Which sectors of the property market will be buying in 2013? Conor Power asks the experts

IN his budget speech Finance Minister Michael Noonan referred to the fact that 2012 saw market stability for the first time in six years, in both the residential and the commercial property markets.

If we are going to see a continuation of this positive trend in 2013 the buyers are going to have to emerge from somewhere to make it happen. The question is: which sectors of the market will be doing the buying?

“Cash buyers will continue to drive the market next year, as will first-time buyers,” says Aoife Brennan, head of research at Savills in Ireland.
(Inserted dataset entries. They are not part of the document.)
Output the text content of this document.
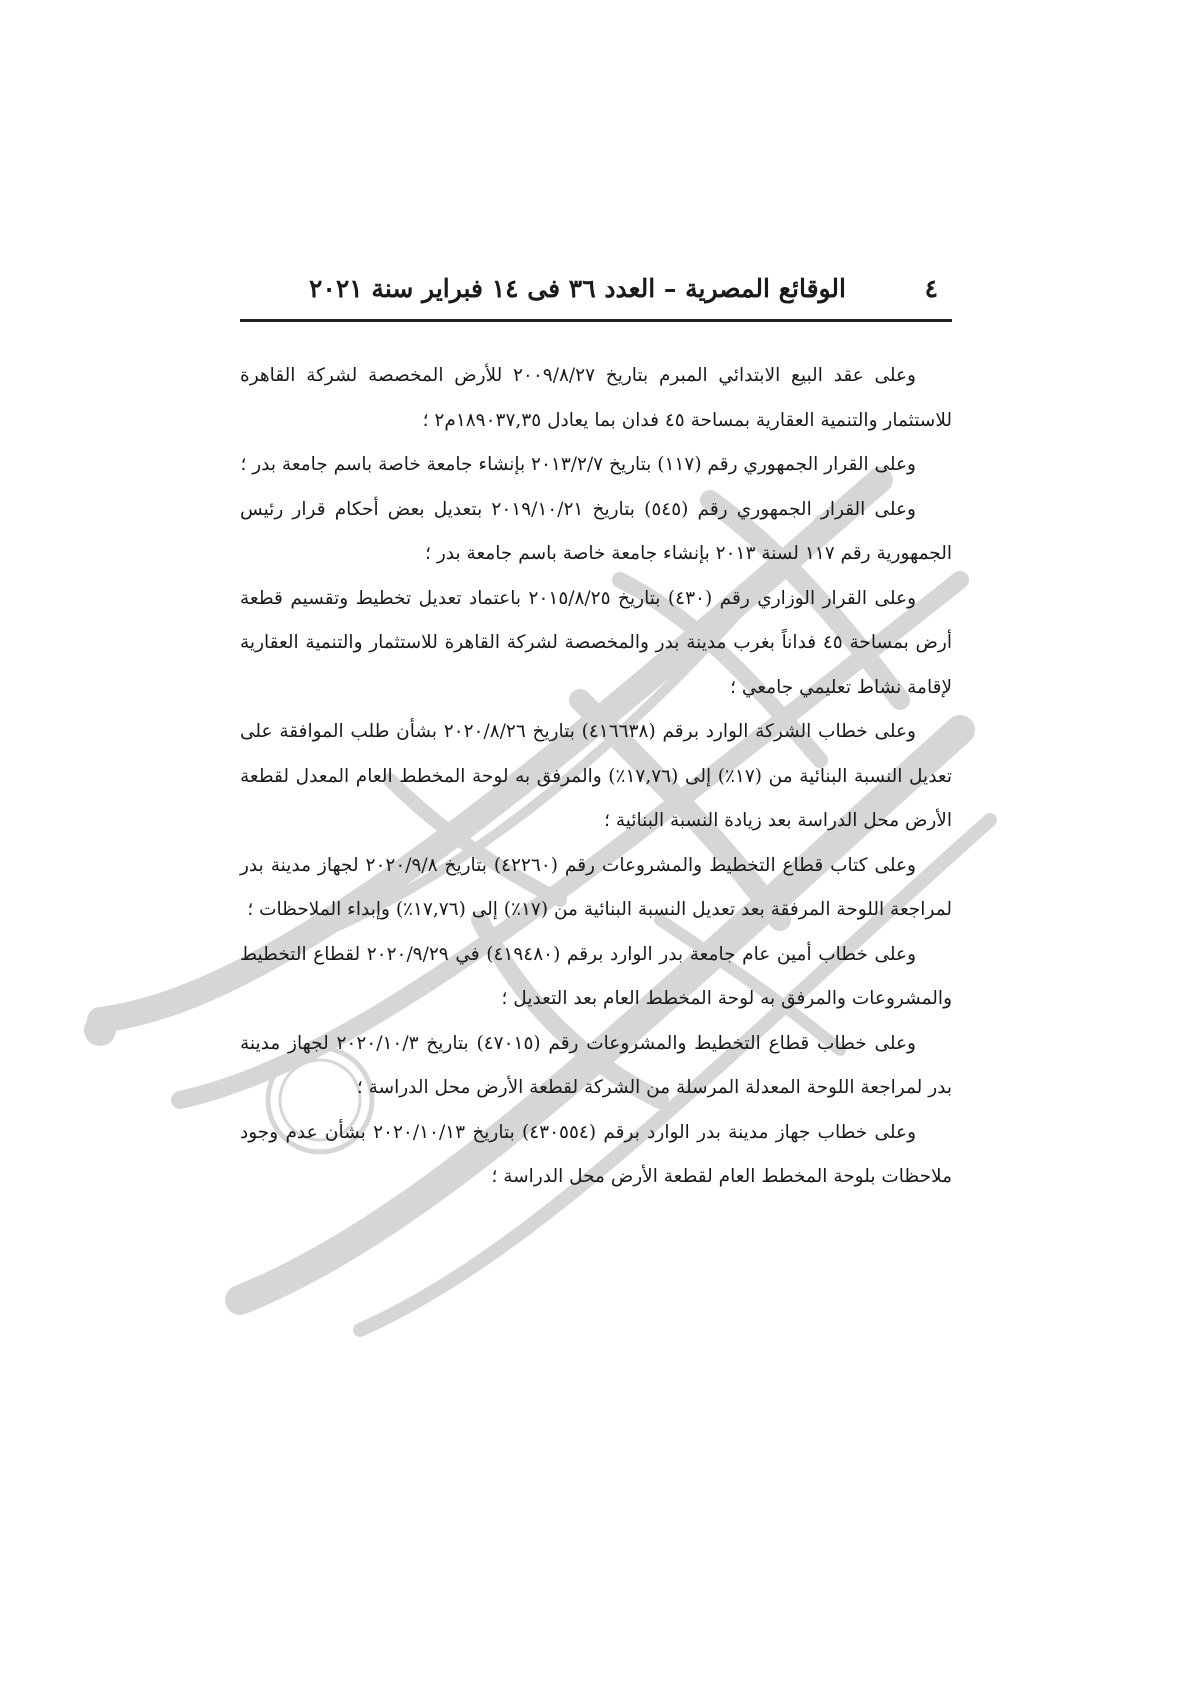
٤
الوقائع المصرية – العدد ٣٦ فى ١٤ فبراير سنة ٢٠٢١

وعلى عقد البيع الابتدائي المبرم بتاريخ ٢٠٠٩/٨/٢٧ للأرض المخصصة لشركة القاهرة للاستثمار والتنمية العقارية بمساحة ٤٥ فدان بما يعادل ١٨٩٠٣٧,٣٥م٢ ؛

وعلى القرار الجمهوري رقم (١١٧) بتاريخ ٢٠١٣/٢/٧ بإنشاء جامعة خاصة باسم جامعة بدر ؛

وعلى القرار الجمهوري رقم (٥٤٥) بتاريخ ٢٠١٩/١٠/٢١ بتعديل بعض أحكام قرار رئيس الجمهورية رقم ١١٧ لسنة ٢٠١٣ بإنشاء جامعة خاصة باسم جامعة بدر ؛

وعلى القرار الوزاري رقم (٤٣٠) بتاريخ ٢٠١٥/٨/٢٥ باعتماد تعديل تخطيط وتقسيم قطعة أرض بمساحة ٤٥ فداناً بغرب مدينة بدر والمخصصة لشركة القاهرة للاستثمار والتنمية العقارية لإقامة نشاط تعليمي جامعي ؛

وعلى خطاب الشركة الوارد برقم (٤١٦٦٣٨) بتاريخ ٢٠٢٠/٨/٢٦ بشأن طلب الموافقة على تعديل النسبة البنائية من (١٧٪) إلى (١٧,٧٦٪) والمرفق به لوحة المخطط العام المعدل لقطعة الأرض محل الدراسة بعد زيادة النسبة البنائية ؛

وعلى كتاب قطاع التخطيط والمشروعات رقم (٤٢٢٦٠) بتاريخ ٢٠٢٠/٩/٨ لجهاز مدينة بدر لمراجعة اللوحة المرفقة بعد تعديل النسبة البنائية من (١٧٪) إلى (١٧,٧٦٪) وإبداء الملاحظات ؛

وعلى خطاب أمين عام جامعة بدر الوارد برقم (٤١٩٤٨٠) في ٢٠٢٠/٩/٢٩ لقطاع التخطيط والمشروعات والمرفق به لوحة المخطط العام بعد التعديل ؛

وعلى خطاب قطاع التخطيط والمشروعات رقم (٤٧٠١٥) بتاريخ ٢٠٢٠/١٠/٣ لجهاز مدينة بدر لمراجعة اللوحة المعدلة المرسلة من الشركة لقطعة الأرض محل الدراسة ؛

وعلى خطاب جهاز مدينة بدر الوارد برقم (٤٣٠٥٥٤) بتاريخ ٢٠٢٠/١٠/١٣ بشأن عدم وجود ملاحظات بلوحة المخطط العام لقطعة الأرض محل الدراسة ؛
“It depends on the type of property you’re looking at, but in the price range of €400,000 and below it’s definitely from the first-time buyers sector. If you look at the number of mortgage draw-downs over the year just gone, well over half of them are for first-time buyers. So I’d think that they will definitely be in the market next year, particularly with the measures that were brought in in the budget: If they buy in 2013, then they won’t have to pay the Residential Property Tax until 2016.”

IPAV chief executive Fintan McNamara agrees: “I would say the first-time buyers’ market will be the most important one in 2013.”
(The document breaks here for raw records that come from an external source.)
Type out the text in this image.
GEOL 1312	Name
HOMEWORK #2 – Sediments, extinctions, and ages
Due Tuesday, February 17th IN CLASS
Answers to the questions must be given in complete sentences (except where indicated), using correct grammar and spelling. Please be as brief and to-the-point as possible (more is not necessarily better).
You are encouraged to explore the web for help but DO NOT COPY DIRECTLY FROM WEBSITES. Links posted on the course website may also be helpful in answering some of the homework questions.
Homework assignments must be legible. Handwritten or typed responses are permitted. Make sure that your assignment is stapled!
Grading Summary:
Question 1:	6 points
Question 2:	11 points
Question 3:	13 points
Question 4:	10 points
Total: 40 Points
As for the cash buyers, they are made up of a more disparate grouping, including those who have sold their homes already and people from outside of the State, both foreign and Irish.

“The buyers in the over-€1m range are typically Irish people coming from overseas,” says Brennan. “They might have spent some time abroad and are cash buyers.
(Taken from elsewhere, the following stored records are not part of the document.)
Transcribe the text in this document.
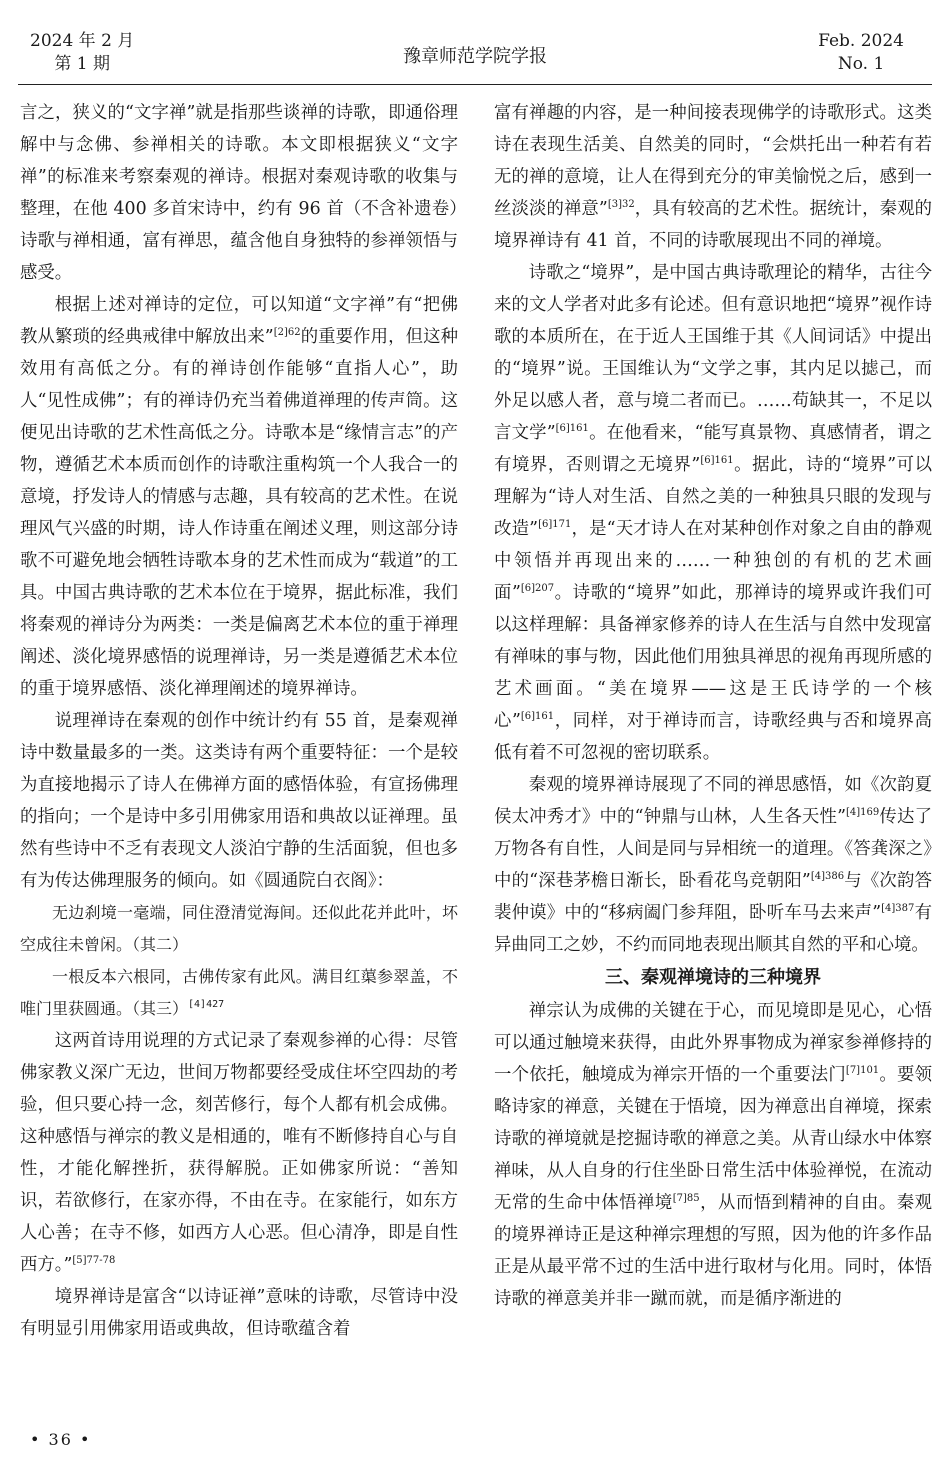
2024 年 2 月
第 1 期	豫章师范学院学报
Feb. 2024
No. 1

言之，狭义的“文字禅”就是指那些谈禅的诗歌，即通俗理解中与念佛、参禅相关的诗歌。本文即根据狭义“文字禅”的标准来考察秦观的禅诗。根据对秦观诗歌的收集与整理，在他 400 多首宋诗中，约有 96 首（不含补遗卷）诗歌与禅相通，富有禅思，蕴含他自身独特的参禅领悟与感受。

根据上述对禅诗的定位，可以知道“文字禅”有“把佛教从繁琐的经典戒律中解放出来”$^{[2]62}$的重要作用，但这种效用有高低之分。有的禅诗创作能够“直指人心”，助人“见性成佛”；有的禅诗仍充当着佛道禅理的传声筒。这便见出诗歌的艺术性高低之分。诗歌本是“缘情言志”的产物，遵循艺术本质而创作的诗歌注重构筑一个人我合一的意境，抒发诗人的情感与志趣，具有较高的艺术性。在说理风气兴盛的时期，诗人作诗重在阐述义理，则这部分诗歌不可避免地会牺牲诗歌本身的艺术性而成为“载道”的工具。中国古典诗歌的艺术本位在于境界，据此标准，我们将秦观的禅诗分为两类：一类是偏离艺术本位的重于禅理阐述、淡化境界感悟的说理禅诗，另一类是遵循艺术本位的重于境界感悟、淡化禅理阐述的境界禅诗。

说理禅诗在秦观的创作中统计约有 55 首，是秦观禅诗中数量最多的一类。这类诗有两个重要特征：一个是较为直接地揭示了诗人在佛禅方面的感悟体验，有宣扬佛理的指向；一个是诗中多引用佛家用语和典故以证禅理。虽然有些诗中不乏有表现文人淡泊宁静的生活面貌，但也多有为传达佛理服务的倾向。如《圆通院白衣阁》：

无边刹境一毫端，同住澄清觉海间。还似此花并此叶，坏空成往未曾闲。（其二）

一根反本六根同，古佛传家有此风。满目红蕖参翠盖，不唯门里获圆通。（其三）$^{[4]427}$

这两首诗用说理的方式记录了秦观参禅的心得：尽管佛家教义深广无边，世间万物都要经受成住坏空四劫的考验，但只要心持一念，刻苦修行，每个人都有机会成佛。这种感悟与禅宗的教义是相通的，唯有不断修持自心与自性，才能化解挫折，获得解脱。正如佛家所说：“善知识，若欲修行，在家亦得，不由在寺。在家能行，如东方人心善；在寺不修，如西方人心恶。但心清净，即是自性西方。”$^{[5]77-78}$

境界禅诗是富含“以诗证禅”意味的诗歌，尽管诗中没有明显引用佛家用语或典故，但诗歌蕴含着

富有禅趣的内容，是一种间接表现佛学的诗歌形式。这类诗在表现生活美、自然美的同时，“会烘托出一种若有若无的禅的意境，让人在得到充分的审美愉悦之后，感到一丝淡淡的禅意”$^{[3]32}$，具有较高的艺术性。据统计，秦观的境界禅诗有 41 首，不同的诗歌展现出不同的禅境。

诗歌之“境界”，是中国古典诗歌理论的精华，古往今来的文人学者对此多有论述。但有意识地把“境界”视作诗歌的本质所在，在于近人王国维于其《人间词话》中提出的“境界”说。王国维认为“文学之事，其内足以摅己，而外足以感人者，意与境二者而已。……苟缺其一，不足以言文学”$^{[6]161}$。在他看来，“能写真景物、真感情者，谓之有境界，否则谓之无境界”$^{[6]161}$。据此，诗的“境界”可以理解为“诗人对生活、自然之美的一种独具只眼的发现与改造”$^{[6]171}$，是“天才诗人在对某种创作对象之自由的静观中领悟并再现出来的……一种独创的有机的艺术画面”$^{[6]207}$。诗歌的“境界”如此，那禅诗的境界或许我们可以这样理解：具备禅家修养的诗人在生活与自然中发现富有禅味的事与物，因此他们用独具禅思的视角再现所感的艺术画面。“美在境界——这是王氏诗学的一个核心”$^{[6]161}$，同样，对于禅诗而言，诗歌经典与否和境界高低有着不可忽视的密切联系。

秦观的境界禅诗展现了不同的禅思感悟，如《次韵夏侯太冲秀才》中的“钟鼎与山林，人生各天性”$^{[4]169}$传达了万物各有自性，人间是同与异相统一的道理。《答龚深之》中的“深巷茅檐日渐长，卧看花鸟竞朝阳”$^{[4]386}$与《次韵答裴仲谟》中的“移病阖门参拜阻，卧听车马去来声”$^{[4]387}$有异曲同工之妙，不约而同地表现出顺其自然的平和心境。

三、秦观禅境诗的三种境界

禅宗认为成佛的关键在于心，而见境即是见心，心悟可以通过触境来获得，由此外界事物成为禅家参禅修持的一个依托，触境成为禅宗开悟的一个重要法门$^{[7]101}$。要领略诗家的禅意，关键在于悟境，因为禅意出自禅境，探索诗歌的禅境就是挖掘诗歌的禅意之美。从青山绿水中体察禅味，从人自身的行住坐卧日常生活中体验禅悦，在流动无常的生命中体悟禅境$^{[7]85}$，从而悟到精神的自由。秦观的境界禅诗正是这种禅宗理想的写照，因为他的许多作品正是从最平常不过的生活中进行取材与化用。同时，体悟诗歌的禅意美并非一蹴而就，而是循序渐进的

• 36 •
“I don’t know how significant they will be,” notes McNamara of the ‘returning emigrant’ factor, “but there is some anecdotal evidence that there is a strong interest out there now that there are bargains to be found in Irish market.”

Then, there are those who come to Ireland with cash in search of the good life. This is very much in evidence in certain pockets of the country. In Munster, those areas tend to be in West Cork and Kerry and all along the Western seaboard where the proportion of foreign buyers has been important. During the downturn these areas suffered more than others, but the last year or so has seen a marked upswing in the number of foreign-based buyers making their move to realise the dream of a home in Ireland, be it permanent or temporary.

“In the last year we’ve seen a lot of foreigners of all nationalities,” says one auctioneer based on the Ring of Kerry. “The British market was always important around here and has seen a real dip in last few years, but that situation seems to have turned right around during the last year’s season. There are many other nationalities too, such as German, Italian and American.”

Another area that could be worth watching out for in 2013 is that of the Continental, living and working in Ireland over the last four or five years who is eyeing up the city centre apartment market. This is one of the sectors most heavily affected by the downturn and therefore one of the areas where there is a lot of value to be found. This is a potential growth area that has been flagged by industry observers in cities like Cork and Limerick, but there is little evidence of it emerging yet in the capital, according to Aoife Brennan:

“We are seeing a little bit of that, but it’s not such a huge area of the market… the apartment market is still a limited enough sector and we’re finding that most of the demand at the moment is focused on three and four-bedroom family homes.”

As for those who are “sitting on the fence” (i.e. those who have paused in the middle of trading up, living in rented accommodation until the time is right to move), there are more mixed reports. While Aoife Brennan sees little movement in the Dublin market, Sheila O’Flynn of Sherry FitzGerald’s Cork office says that they have already become important active players:

“We saw significant improvement in the moving-up sector this year,” says O’Flynn, “and we saw more of the pent-up demand making its presence felt than there has been for quite some time. Buyers have seen the stabilisation of prices and the prices being achieved towards the middle and the latter end of 2012 have reflected that. We’ve seen some instances where prices of certain types of homes have achieved increases of 10-15%.”

There is the feeling around that this trend will, if anything, continue. The recent budgetary announcement of the property tax drew a lot of criticism. It was felt that the onus on the owner (rather than the occupier) to pay the tax would stifle investment and put upward pressure on residential rental values.

But with rents already increasing and an estimated 30% of all working citizens now renting, such upward pressure will only increase the economic imperative for those already paying high rent to make a move of their own - if, of course, the banking system allows.